According to the BBC, El-Hussein had in fact just been out of prison for two weeks before Saturday’s attacks. He sounds like a rabble-rouser and anti-Semite:
El-Hussein told psychologists he had a happy childhood and a good relationship with his parents and younger brother, according to a report obtained by Danish broadcaster TV2, but he failed to graduate from school or win a place at university. Classmates who spoke to the Ekstra Bladet newspaper (in Danish) remembered a loner with a hot temper who loved to discuss Islam and the Israel-Palestine conflict. He was not afraid to voice a hatred of Jews, said one. As a young man he was a criminal rather than a radical – reportedly arrested twice for possession of cannabis but let off with a warning. He took up kickboxing and began to smoke cannabis heavily. He was arrested once in a Copenhagen nightclub with a knife, and another time with brass knuckles – earning him a night in custody, according to Ekstra Bladet. But things took a much more serious turn in November 2013 when El-Hussein stabbed a 19-year-old man on a subway train. He evaded capture but was arrested by chance two months later in connection with a burglary, the Politiken newspaper reported (in Danish). He escaped an attempted murder charge, convicted instead of grievous bodily harm and sentenced to two years in prison.
I’m sure the response by many Americans to this would be that El-Hussein just didn’t sit in prison for long enough, but short prison sentences (compared to in America, that is) are normal in Denmark, and it has worked out pretty well for the country so far.
Rather, some people are arguing that the problem– at least, I hasten to say, concerning last weekend’s killings– may have been that he went to prison at all:
Prison guards in Denmark fear Hussein, 22, was the latest case of prison radicalization — in which criminals become devotees of militant Islam. Union leader Kim Østerbye said that Hussein had been housed in Copenhagen’s Vestre Fængsel alongside extremists including convicted terrorist Said Mansor, who had previously tried to radicalize other inmates. He said many young Muslim inmates at the facility were openly anti-Semitic and cheered in happiness at news of the massacre at the Charlie Hebdo magazine in Paris in January. He said they often chanted and called for the execution of cartoonists who depict the Prophet Muhammad. The prison service would not comment on the claims when contacted by NBC News. A reporter who covered Hussein’s assault trial told NBC News that the young man had seemed liked “just a hardened criminal” rather than an Islamist extremist before going to prison. “Omar, at the trial, didn’t seem religious at all. Almost the opposite,” Jesper Braarud Larsen said earlier this week. “He just seemed like a callous, hardened criminal … nothing more spectacular about him.”

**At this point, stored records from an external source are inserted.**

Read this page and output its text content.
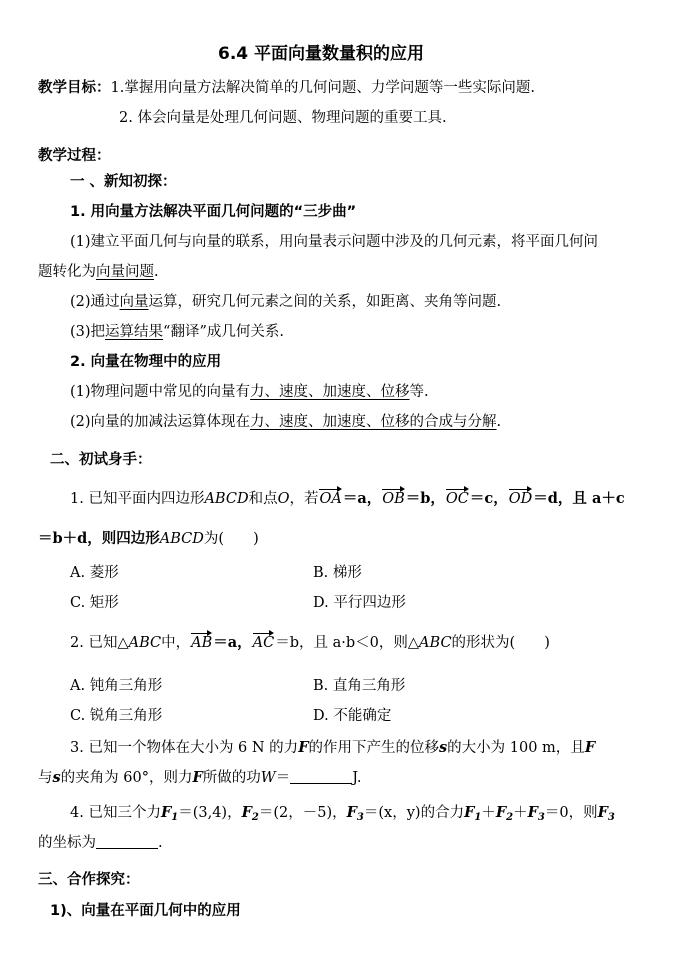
6.4 平面向量数量积的应用
教学目标：1.掌握用向量方法解决简单的几何问题、力学问题等一些实际问题.
2. 体会向量是处理几何问题、物理问题的重要工具.
教学过程：
一 、新知初探：
1. 用向量方法解决平面几何问题的“三步曲”
(1)建立平面几何与向量的联系，用向量表示问题中涉及的几何元素，将平面几何问
题转化为向量问题.
(2)通过向量运算，研究几何元素之间的关系，如距离、夹角等问题.
(3)把运算结果“翻译”成几何关系.
2. 向量在物理中的应用
(1)物理问题中常见的向量有力、速度、加速度、位移等.
(2)向量的加减法运算体现在力、速度、加速度、位移的合成与分解.
二、初试身手：
1. 已知平面内四边形ABCD和点O，若OA＝a，OB＝b，OC＝c，OD＝d，且 a＋c
＝b＋d，则四边形ABCD为(　　)
A. 菱形	B. 梯形
C. 矩形	D. 平行四边形
2. 已知△ABC中，AB＝a，AC＝b，且 a·b＜0，则△ABC的形状为(　　)
A. 钝角三角形	B. 直角三角形
C. 锐角三角形	D. 不能确定
3. 已知一个物体在大小为 6 N 的力F的作用下产生的位移s的大小为 100 m，且F
与s的夹角为 60°，则力F所做的功W＝	J.
4. 已知三个力$F_1=(3,4)$，$F_2=(2$，－5)，$F_3=(x$，y)的合力$F_1+F_2+F_3=0$，则$F_3$
的坐标为	.
三、合作探究：
1)、向量在平面几何中的应用
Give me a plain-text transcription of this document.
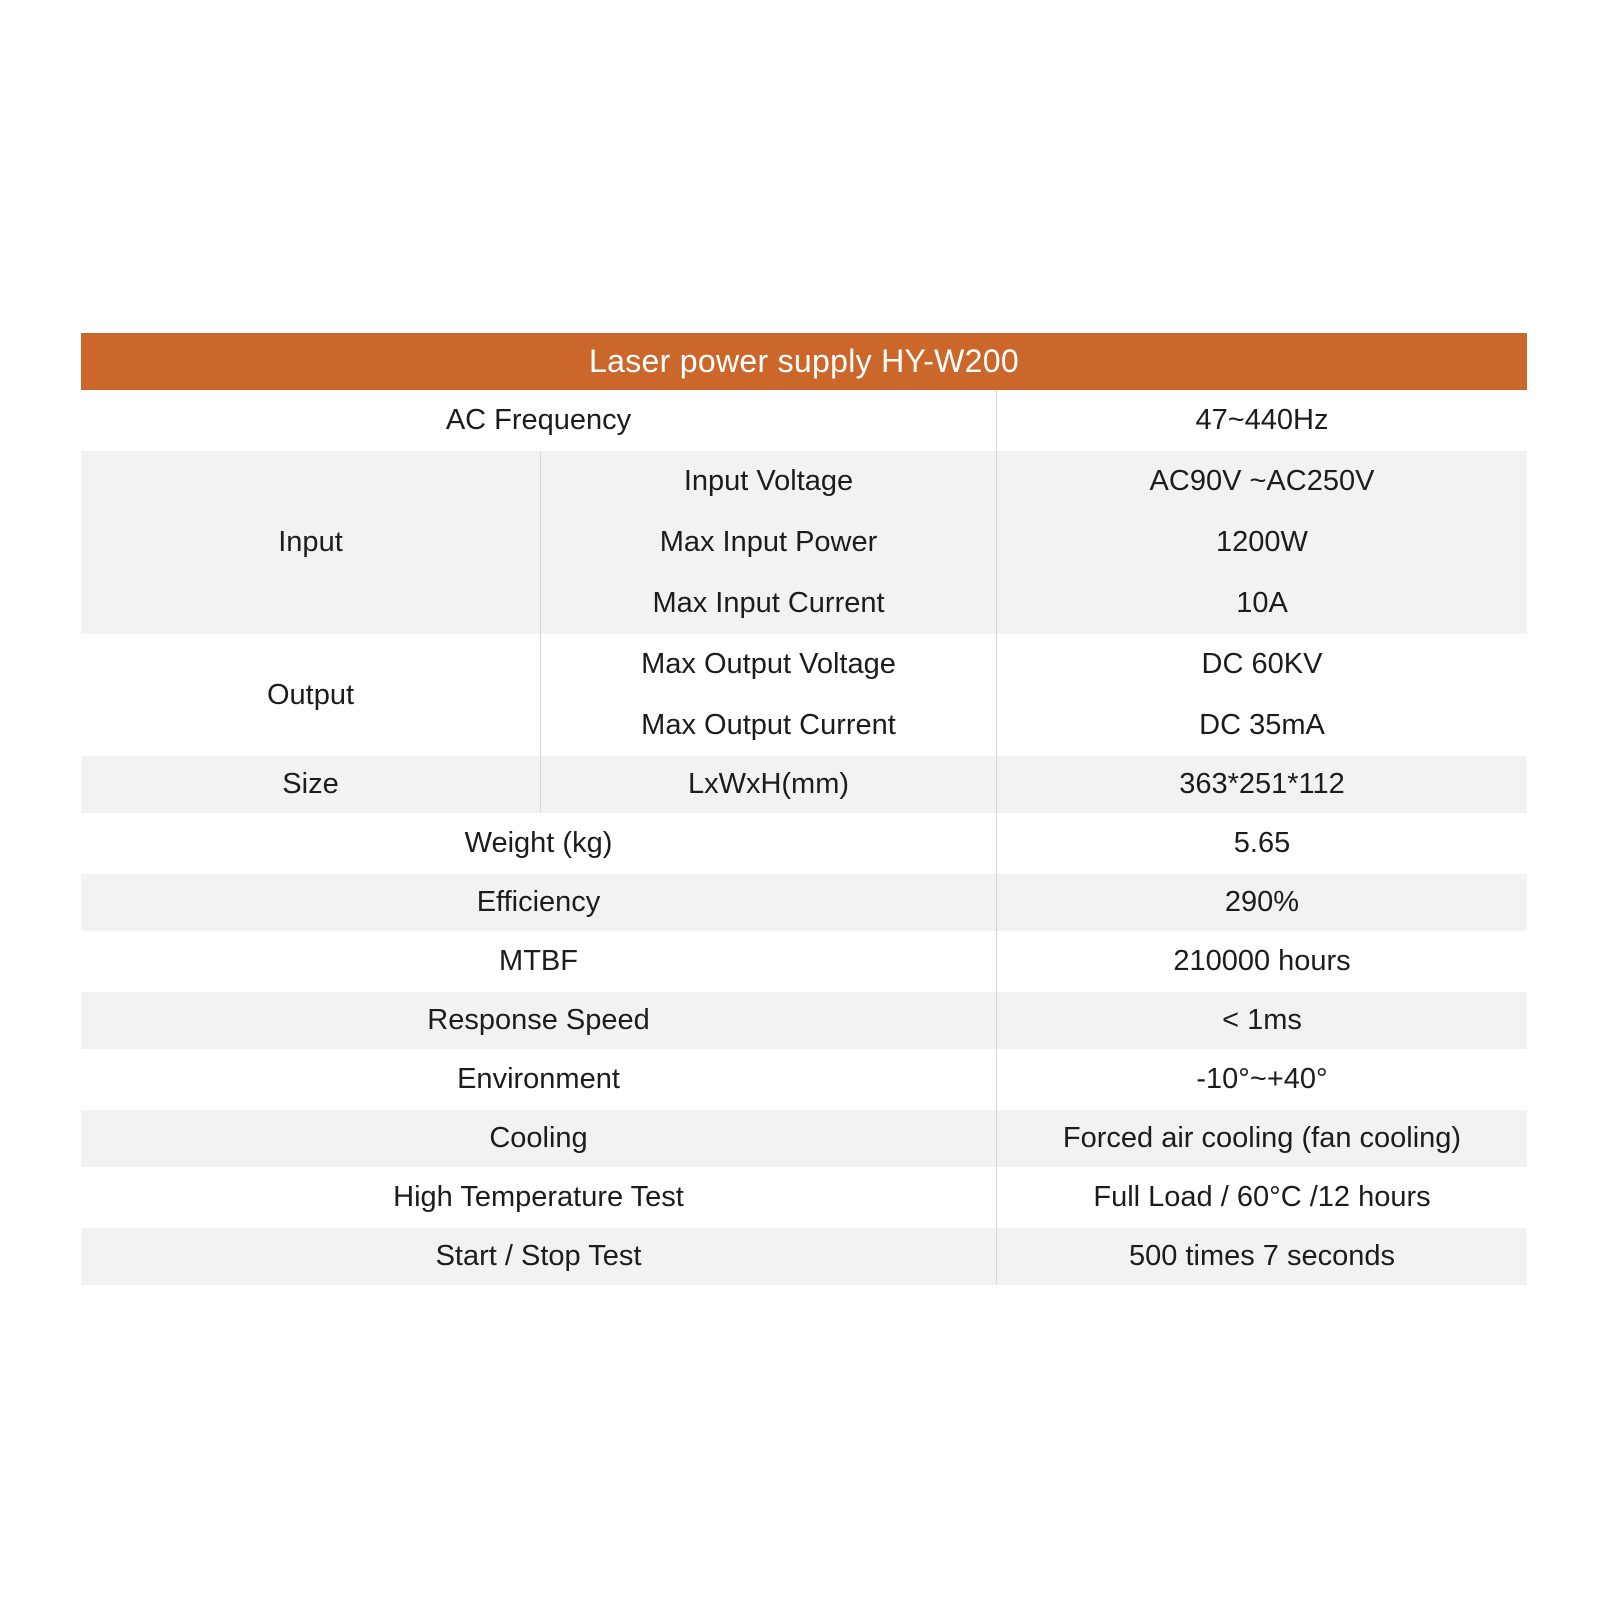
Laser power supply HY-W200
AC Frequency	47~440Hz
Input
Input Voltage	AC90V ~AC250V
Max Input Power	1200W
Max Input Current	10A
Output
Max Output Voltage	DC 60KV
Max Output Current	DC 35mA
Size	LxWxH(mm)	363*251*112
Weight (kg)	5.65
Efficiency	290%
MTBF	210000 hours
Response Speed	< 1ms
Environment	-10°~+40°
Cooling	Forced air cooling (fan cooling)
High Temperature Test	Full Load / 60°C /12 hours
Start / Stop Test	500 times 7 seconds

Interesting phrasing there, when “religious” in this case means “interprets his Muslim faith to justify murdering Jews and blasphemers.” That isn’t the opposite of being a callous, hardened criminal at all, is it? That’s being a callous, hardened criminal whose choices of worthy targets of crime have shifted to focus on perceived enemies of religion.
Or maybe it wasn’t that much of a shift? The passion for Islam was already there. The anti-Semitism was already there. I can’t seem to find any further details about the identify of the 19 year old man El-Hussein was imprisoned for stabbing, but if he had also been a blasphemer or Jewish (or both) it wouldn’t exactly be incongruous with either El-Hussein’s previous character or his post-imprisonment terrorism.
It’s tempting to say that Larsen, the reporter, was valorizing religion– claiming that religious people are somehow by definition not criminals– but I think it’s more likely he meant that they are not petty criminals. That “spectacular” Islamist extremists are a fundamentally different sort of person than thuggish pot smokers who carry brass knuckles to clubs.
I’m afraid– really, this thought frightens me– that they’re not. That’s the banality of evil for you.